Jokes about Policemen

Joke 1
A policeman comes to his office and says: “People, I have a son... and it’s a boy!" 


Joke 2
A customs officer asks a conductor:
- Any alcohol, drugs, cigarettes?
- No thanks, I have mine.



Joke 3 
Two boys are talking:
Do you know  the difference between a policeman and a prick?
Suddenly from the corner a policeman emerges: What, what?
"None.”
“That´s my boy!”



Joke 4
A policeman asks a young lady for a dance and asks her a question: Lady, do you also think that policemen are stupid?
No, but I have never danced on an  anthem. 



Joke 5 
A policeman stops a driver and tells her:
So, today it is for 500.
Well, - answers the lady behind the  driving wheel,  usually  I take a thousand but just because it is you...



Joke 6
Two policemen stand on the top of the Eiffel tower.

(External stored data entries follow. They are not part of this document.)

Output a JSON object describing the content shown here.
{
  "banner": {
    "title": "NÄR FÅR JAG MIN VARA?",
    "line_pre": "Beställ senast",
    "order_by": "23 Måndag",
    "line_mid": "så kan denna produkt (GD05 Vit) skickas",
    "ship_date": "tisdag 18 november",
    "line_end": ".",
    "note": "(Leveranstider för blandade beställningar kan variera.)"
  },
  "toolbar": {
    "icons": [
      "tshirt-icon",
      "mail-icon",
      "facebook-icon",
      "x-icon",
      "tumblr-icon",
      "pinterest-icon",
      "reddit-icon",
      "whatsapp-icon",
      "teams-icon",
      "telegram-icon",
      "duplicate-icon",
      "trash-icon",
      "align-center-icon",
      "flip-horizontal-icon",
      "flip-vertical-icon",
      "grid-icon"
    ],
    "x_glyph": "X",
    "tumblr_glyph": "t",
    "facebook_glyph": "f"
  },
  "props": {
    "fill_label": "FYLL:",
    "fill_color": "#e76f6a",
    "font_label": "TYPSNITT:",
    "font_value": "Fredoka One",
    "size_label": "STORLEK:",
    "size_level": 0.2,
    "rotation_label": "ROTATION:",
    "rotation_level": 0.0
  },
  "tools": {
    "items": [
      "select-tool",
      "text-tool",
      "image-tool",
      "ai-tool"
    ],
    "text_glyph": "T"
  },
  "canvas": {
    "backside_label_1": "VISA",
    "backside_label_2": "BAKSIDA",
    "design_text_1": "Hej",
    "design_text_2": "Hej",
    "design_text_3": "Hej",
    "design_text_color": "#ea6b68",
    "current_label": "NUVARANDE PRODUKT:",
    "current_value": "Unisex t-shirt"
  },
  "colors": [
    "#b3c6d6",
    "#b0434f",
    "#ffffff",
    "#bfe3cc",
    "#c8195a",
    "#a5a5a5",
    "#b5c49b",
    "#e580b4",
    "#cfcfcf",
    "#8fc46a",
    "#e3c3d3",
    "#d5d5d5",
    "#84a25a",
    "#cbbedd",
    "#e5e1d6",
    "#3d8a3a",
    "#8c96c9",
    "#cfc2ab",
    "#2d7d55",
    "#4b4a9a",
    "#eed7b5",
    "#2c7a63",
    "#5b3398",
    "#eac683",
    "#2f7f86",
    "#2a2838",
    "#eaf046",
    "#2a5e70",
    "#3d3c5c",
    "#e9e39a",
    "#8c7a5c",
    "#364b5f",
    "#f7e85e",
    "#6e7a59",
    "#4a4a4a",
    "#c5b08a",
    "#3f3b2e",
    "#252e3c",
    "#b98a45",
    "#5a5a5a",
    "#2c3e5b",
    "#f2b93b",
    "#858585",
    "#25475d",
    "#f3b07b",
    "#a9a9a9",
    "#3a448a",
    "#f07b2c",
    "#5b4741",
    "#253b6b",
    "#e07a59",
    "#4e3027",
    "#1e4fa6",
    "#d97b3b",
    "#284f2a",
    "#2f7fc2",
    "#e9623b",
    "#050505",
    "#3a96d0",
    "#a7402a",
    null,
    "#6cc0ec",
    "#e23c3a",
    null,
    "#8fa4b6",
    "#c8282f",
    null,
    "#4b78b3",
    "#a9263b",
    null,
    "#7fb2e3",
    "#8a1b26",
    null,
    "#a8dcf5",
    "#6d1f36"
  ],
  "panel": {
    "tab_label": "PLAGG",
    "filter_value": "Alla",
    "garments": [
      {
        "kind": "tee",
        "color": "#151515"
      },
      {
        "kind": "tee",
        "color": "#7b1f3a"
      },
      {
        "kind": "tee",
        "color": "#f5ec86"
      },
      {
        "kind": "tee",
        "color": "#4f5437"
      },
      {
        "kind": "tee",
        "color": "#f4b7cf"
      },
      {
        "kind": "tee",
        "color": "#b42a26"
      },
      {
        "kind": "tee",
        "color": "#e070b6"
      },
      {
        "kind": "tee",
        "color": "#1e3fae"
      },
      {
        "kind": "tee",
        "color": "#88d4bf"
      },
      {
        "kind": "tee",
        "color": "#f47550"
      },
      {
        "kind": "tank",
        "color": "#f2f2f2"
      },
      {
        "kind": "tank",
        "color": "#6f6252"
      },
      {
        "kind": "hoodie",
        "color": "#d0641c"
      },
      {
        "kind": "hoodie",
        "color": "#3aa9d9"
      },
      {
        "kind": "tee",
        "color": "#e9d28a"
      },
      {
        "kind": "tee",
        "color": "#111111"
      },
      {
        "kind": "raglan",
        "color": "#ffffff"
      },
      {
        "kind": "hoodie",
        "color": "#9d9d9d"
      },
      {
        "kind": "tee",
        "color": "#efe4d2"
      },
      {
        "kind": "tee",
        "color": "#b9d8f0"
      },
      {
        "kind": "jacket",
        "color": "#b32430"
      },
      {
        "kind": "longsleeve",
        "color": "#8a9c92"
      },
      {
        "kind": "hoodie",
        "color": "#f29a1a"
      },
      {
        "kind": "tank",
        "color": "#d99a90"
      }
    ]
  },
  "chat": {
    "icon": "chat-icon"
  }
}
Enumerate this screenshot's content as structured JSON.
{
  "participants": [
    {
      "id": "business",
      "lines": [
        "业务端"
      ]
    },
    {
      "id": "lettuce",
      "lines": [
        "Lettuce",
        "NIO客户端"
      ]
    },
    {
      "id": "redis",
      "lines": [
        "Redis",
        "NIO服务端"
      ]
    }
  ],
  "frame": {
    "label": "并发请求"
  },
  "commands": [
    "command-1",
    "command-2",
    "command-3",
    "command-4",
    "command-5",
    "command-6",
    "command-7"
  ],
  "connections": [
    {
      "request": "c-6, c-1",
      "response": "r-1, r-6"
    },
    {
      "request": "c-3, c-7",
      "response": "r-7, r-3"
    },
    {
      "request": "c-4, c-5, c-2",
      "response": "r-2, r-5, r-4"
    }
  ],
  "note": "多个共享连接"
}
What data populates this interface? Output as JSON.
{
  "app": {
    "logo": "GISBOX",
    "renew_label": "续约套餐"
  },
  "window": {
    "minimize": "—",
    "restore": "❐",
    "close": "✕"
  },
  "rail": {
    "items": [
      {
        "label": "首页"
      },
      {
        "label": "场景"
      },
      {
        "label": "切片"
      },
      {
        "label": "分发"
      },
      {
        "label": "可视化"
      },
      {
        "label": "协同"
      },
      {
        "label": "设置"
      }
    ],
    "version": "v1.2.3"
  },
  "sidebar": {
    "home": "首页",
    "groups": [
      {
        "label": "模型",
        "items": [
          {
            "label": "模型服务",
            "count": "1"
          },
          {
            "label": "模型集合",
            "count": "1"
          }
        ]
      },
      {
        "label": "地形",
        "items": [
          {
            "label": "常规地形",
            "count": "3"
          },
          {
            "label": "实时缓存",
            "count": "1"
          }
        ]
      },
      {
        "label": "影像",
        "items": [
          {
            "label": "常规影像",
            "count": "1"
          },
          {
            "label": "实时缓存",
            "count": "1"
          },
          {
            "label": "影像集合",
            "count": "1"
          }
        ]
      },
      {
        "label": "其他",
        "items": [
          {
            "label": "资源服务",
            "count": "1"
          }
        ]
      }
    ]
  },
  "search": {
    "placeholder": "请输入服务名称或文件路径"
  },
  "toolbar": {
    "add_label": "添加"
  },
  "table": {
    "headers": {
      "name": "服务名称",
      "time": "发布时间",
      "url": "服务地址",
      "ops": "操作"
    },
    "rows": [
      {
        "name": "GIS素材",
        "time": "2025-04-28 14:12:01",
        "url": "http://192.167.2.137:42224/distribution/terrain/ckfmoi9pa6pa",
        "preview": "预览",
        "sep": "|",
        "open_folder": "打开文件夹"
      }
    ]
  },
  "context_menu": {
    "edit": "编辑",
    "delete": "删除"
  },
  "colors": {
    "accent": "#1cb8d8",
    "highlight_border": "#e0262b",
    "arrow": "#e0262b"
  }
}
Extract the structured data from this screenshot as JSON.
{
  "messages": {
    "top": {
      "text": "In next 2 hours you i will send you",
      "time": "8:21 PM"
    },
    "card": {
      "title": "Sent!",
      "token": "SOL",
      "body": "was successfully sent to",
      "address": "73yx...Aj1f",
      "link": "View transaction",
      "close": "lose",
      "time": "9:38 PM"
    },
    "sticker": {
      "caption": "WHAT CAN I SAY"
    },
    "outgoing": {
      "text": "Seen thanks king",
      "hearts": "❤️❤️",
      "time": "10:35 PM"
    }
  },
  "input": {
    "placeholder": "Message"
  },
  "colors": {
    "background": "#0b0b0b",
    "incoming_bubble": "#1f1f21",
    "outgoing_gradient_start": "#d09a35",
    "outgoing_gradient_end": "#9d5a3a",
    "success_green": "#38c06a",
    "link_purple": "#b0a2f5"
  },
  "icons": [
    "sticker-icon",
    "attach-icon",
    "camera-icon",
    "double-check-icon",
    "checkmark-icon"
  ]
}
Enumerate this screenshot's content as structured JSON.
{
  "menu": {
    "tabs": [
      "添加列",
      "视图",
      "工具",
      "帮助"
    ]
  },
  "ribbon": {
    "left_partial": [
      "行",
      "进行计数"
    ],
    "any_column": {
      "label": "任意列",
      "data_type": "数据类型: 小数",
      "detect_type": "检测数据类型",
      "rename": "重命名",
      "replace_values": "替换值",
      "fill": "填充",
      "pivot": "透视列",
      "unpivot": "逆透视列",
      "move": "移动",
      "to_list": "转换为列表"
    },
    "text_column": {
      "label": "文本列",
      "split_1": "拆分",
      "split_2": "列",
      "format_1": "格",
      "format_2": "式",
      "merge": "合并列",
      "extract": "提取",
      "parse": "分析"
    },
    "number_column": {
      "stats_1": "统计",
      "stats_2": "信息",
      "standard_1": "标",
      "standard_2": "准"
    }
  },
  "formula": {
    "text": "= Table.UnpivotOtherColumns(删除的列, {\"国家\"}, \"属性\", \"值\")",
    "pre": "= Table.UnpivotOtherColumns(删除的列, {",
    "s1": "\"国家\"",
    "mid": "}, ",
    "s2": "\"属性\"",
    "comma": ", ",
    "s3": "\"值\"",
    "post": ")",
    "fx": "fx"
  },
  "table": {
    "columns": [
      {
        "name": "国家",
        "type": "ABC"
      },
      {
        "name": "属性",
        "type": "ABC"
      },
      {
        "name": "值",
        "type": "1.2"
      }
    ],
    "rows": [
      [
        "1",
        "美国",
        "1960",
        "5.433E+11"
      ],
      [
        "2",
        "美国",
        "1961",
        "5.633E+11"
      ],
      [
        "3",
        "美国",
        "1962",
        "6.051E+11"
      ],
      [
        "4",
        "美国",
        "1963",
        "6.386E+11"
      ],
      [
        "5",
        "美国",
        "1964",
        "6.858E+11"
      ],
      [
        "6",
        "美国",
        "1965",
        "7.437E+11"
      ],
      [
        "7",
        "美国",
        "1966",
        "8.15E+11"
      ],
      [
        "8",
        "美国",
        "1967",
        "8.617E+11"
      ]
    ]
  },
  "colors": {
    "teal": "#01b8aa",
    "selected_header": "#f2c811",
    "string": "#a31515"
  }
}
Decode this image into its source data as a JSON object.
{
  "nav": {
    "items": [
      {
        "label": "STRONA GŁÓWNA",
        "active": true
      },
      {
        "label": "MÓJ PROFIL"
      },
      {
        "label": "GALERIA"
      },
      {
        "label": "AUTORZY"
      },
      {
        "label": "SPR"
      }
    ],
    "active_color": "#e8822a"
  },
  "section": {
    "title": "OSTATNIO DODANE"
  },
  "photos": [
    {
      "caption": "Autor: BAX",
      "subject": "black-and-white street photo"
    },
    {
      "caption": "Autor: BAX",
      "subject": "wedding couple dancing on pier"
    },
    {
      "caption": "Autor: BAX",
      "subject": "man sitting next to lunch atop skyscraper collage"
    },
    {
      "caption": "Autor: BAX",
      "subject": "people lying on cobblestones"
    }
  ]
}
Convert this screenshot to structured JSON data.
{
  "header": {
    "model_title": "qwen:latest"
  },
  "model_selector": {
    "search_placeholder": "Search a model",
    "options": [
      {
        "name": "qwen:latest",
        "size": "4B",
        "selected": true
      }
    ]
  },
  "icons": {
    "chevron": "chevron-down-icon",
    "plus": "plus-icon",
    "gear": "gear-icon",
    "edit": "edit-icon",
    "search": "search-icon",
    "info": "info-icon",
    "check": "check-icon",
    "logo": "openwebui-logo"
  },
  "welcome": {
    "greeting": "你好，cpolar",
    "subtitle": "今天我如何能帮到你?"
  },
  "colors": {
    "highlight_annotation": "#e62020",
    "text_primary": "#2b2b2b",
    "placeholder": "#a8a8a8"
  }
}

One of  them says :
- From here we can see  the whole Paris. -
- Crap, then where is the Eiffel Tower?



Joke 7
What do you say when you drive over  a sleeping police officer in a sleeping bag?
- Pig in a blanket



Joke 8
Two policemen have a task to measure the height of a column. They wonder and one of them suddenly yells:
- We should knock the  column down and measure it.
The second answers:
- You jerk, we have to measure the height not the  length.



Joke 9
Two policemen need to scale the wall  and one of them says to the other:
- Make me a goat.
And the second says:
- Mee Mee Mee (sound of a goat)



Joke 10
Two policeman are walking a dog. One of them always leans and looks under the dog.
- What are you looking for?
- Well, I have heard  someone saying that there was a dog with two d!cks.